Bilek bir süre giden arabanın arkasından bakıp bana döndü. Gülümsedi.

"Basılsın bakalım?" arabasına yaslandı.

"Ne yani bunu sormak için mi geldin?" hava esiyordu ve saçlarım sürekli yüzümü kapatıyordu. Ufak çaplı bir sövme modunu açacakken Bilek konuşmaya başlayınca modda otomatikman kapandı.

"Tabii bunu sormak ve konuşmak için gelmedim buraya ama dan diye de anlatmak istemedim. Sorduğun için sağ ol bende iyiyim." alaycılığı beni kanser edecekti, az kalmıştı.

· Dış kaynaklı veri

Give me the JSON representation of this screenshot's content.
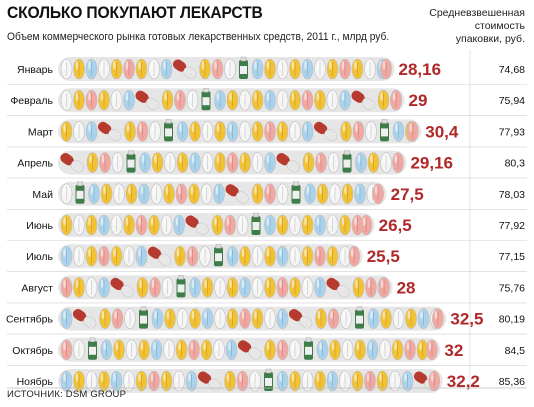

"Sadede gelir misin lütfen!" dedim bıkkınlığım belli olsun diye. Omurgasını düzeltip karşımda dimdik durduğunda, "Hay hay anlatayım hemen. Öncelikle bir not buldunuz mu? Büyük ihtimalle araçta olması lazımdı?" dedi ve ifade mi tartmaya çalışıyor gibiydi. Bulduysam ne hissettiğimi ya da bulamadıysa ne hissetmem gerektiğini anlamaya çalışıyordu. En son Edirne de garajda konuşmuştuk ondan sonrasında hiç konuşmamış dahası yüz yüze gelmemiştik. Nejat Bey'i ikna edemediğini biliyordum. Bunu tabii kendisi değil Vatoz söylemişti. Vatoz ve Cem'le görüşüyorduk ama onunla hiç.